What do cloud computing, Bill Gates, and Schrodinger have in common? They are all contributing to the success of Nimbus, a biopharmaceutical company that leverages cloud computing (courtesy of Schrodinger, a computational drug-design company) to quickly discover medicines for difficult-to-tackle disease targets.
This month, Nimbus scored an undisclosed amount of funding from Bill Gates and Dr. Richard Friesner, Schrodinger's founder, in a seed round of funding. The cash will go toward expanding the Nimbus team—and more importantly, to accelerating the company's efforts on its first two drugs, which will address diffuse large B-cell lymphoma (a deadly white blood cell cancer) and obesity.

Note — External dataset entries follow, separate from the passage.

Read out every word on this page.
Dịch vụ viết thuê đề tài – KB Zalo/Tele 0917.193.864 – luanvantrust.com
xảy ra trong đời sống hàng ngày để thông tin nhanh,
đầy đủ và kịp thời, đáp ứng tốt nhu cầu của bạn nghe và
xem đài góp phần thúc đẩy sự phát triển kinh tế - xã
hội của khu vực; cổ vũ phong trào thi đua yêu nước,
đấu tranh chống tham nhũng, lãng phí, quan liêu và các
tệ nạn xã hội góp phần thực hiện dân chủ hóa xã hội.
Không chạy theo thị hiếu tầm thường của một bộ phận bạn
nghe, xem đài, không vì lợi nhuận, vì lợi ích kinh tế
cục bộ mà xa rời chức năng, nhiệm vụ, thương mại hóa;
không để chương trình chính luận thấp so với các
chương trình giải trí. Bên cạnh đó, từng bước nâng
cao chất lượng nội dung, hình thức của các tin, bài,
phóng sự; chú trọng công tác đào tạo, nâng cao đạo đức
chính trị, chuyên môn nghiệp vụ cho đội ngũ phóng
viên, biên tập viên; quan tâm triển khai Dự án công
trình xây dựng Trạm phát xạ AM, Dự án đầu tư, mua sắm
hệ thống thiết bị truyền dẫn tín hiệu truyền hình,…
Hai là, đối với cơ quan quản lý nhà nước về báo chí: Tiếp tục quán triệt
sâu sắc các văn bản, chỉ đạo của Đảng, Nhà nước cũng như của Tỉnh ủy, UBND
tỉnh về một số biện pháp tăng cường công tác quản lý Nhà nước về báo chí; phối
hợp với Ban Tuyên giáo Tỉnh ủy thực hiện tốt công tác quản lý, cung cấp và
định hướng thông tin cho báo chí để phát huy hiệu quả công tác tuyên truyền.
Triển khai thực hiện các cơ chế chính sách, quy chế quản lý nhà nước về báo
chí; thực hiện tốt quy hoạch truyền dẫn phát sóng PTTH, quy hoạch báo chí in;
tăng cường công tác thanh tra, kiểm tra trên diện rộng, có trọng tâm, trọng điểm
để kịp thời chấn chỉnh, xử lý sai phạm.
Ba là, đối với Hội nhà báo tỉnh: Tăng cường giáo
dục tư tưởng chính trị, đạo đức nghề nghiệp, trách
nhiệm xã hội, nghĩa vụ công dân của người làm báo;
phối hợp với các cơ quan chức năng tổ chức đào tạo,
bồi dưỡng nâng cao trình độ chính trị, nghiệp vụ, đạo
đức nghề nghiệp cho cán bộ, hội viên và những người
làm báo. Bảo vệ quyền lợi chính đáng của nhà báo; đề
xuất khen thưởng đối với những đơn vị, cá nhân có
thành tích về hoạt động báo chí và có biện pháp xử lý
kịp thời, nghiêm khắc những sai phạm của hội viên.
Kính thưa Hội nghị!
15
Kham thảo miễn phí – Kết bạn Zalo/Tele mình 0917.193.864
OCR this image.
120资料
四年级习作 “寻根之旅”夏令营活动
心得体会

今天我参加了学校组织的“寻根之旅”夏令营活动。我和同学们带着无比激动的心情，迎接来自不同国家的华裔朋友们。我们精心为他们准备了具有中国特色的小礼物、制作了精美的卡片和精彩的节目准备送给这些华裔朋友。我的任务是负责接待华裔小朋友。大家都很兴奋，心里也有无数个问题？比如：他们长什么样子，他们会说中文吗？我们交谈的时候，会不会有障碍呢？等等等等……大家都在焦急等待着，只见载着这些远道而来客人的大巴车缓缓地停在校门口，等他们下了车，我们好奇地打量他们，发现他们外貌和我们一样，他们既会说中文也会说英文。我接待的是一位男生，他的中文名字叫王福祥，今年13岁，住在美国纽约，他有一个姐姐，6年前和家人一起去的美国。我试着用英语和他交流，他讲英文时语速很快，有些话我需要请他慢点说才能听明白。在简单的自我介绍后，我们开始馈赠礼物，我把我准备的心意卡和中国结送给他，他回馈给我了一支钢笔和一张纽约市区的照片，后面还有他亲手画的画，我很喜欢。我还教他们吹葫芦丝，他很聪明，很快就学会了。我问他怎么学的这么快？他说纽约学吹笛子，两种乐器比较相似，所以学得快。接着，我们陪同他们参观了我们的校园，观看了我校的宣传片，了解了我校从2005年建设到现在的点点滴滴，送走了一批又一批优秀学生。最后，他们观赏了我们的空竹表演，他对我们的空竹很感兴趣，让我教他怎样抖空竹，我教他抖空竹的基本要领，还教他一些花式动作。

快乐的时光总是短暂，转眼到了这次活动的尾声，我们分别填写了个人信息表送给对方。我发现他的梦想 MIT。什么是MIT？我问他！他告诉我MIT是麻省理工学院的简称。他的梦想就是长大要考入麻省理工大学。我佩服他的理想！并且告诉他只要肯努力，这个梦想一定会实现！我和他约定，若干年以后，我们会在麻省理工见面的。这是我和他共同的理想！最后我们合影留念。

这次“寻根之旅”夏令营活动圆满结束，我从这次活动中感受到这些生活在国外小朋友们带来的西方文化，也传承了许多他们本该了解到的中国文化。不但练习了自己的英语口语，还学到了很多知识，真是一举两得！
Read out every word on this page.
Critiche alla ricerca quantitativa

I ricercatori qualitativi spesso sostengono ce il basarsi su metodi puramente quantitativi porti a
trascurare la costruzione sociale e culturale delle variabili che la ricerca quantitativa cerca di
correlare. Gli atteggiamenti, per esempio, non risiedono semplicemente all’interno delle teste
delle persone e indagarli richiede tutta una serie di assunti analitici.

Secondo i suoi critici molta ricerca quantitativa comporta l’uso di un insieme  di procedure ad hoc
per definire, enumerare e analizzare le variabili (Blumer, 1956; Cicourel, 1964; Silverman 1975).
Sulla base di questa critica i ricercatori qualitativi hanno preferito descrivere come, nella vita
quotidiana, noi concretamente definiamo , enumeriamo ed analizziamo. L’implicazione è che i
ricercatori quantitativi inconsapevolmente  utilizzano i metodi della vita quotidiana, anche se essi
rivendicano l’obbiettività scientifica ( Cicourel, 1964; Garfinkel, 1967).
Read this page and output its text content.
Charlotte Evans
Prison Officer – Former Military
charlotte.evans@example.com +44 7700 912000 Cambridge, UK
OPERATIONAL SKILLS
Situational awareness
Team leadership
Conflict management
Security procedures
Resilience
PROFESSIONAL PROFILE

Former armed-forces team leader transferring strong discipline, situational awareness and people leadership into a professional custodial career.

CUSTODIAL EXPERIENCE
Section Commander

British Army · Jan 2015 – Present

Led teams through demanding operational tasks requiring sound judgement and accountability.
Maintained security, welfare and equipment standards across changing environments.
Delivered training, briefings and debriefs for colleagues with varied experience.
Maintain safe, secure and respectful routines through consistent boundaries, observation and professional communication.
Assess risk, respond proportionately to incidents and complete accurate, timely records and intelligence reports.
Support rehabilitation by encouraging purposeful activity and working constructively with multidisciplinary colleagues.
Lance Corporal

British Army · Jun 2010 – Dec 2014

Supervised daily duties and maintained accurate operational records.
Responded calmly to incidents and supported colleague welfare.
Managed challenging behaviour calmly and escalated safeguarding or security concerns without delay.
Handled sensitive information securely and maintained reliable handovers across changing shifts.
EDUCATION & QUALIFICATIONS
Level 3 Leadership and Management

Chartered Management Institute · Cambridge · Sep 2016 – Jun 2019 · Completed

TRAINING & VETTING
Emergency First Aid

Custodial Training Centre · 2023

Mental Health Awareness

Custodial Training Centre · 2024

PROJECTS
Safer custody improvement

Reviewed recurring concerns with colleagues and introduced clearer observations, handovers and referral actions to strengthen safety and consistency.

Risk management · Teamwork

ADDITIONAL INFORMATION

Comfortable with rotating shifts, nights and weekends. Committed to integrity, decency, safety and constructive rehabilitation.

Why lymphoma and obesity? "There is a specific mutation in a lot of patients that turns on a protein and results in lymphoma cells replicating like crazy," explains Jonathan Montagu, Chief Business Officer at Nimbus. By targeting that mutation, Nimbus can treat lymphoma, and potentially speed up the creation of a number of other similar drugs. "This is one of these fundamental biological disease pathways that could be used in a whole load of things," explains Montagu.
The reasoning behind the obesity drug is obvious: it can help curb an epidemic, and make plenty of cash for Nimbus in the process. The company is going after a drug target that promotes the burning of existing fat and prevents the creation of new fat—essentially, a drug that mimics exercise.
"Biology has come forward in leaps and bounds in the past few decades, but chemistry is still trying to catch up. Doctors may know a lot about a disease, but they don't have the meds available. Nimbus wants to change that," says Montagu. The company's "secret sauce" is its computer-inspired drug discovery approach, which uses cloud computing to simulate what a drug target looks like. This allows the company to do research overnight that would take months at other biopharmaceutical companies.
Nimbus's ultra-fast drug discovery process is also helped along by the company's considerations of water's role in drug absorption—something that other companies ignore because of the massive amounts of computer processing power it takes to pay attention to it. "It's the difference between Google Maps and Google Earths," says Montagu. "Most drug companies have a two dimensional view, but we have an understanding of how water molecules in a protein target impact drug binding. This gives you more of a three dimensional representation of how a drug target works." That's because changes in a protein's water structure impact whether a drug can bind well to its target.
Nimbus estimates that its lymphoma drug will be ready for clinical testing in three to four months, while the obesity drug will be ready for testing in 36 months. The company started working on both of these drugs just six months ago. "We have a collection of about 20 targets involved in different diseases amenable to this kind of technology. At this point, we're not revealing what they are," says Rosanna Kapeller, Chief Scientific Officer at Nimbus. But, she says, "The amount of learning we have made every time we work on a different target is going faster and faster." In other words, Nimbus will probably have more drug discovery announcements to make in the near future.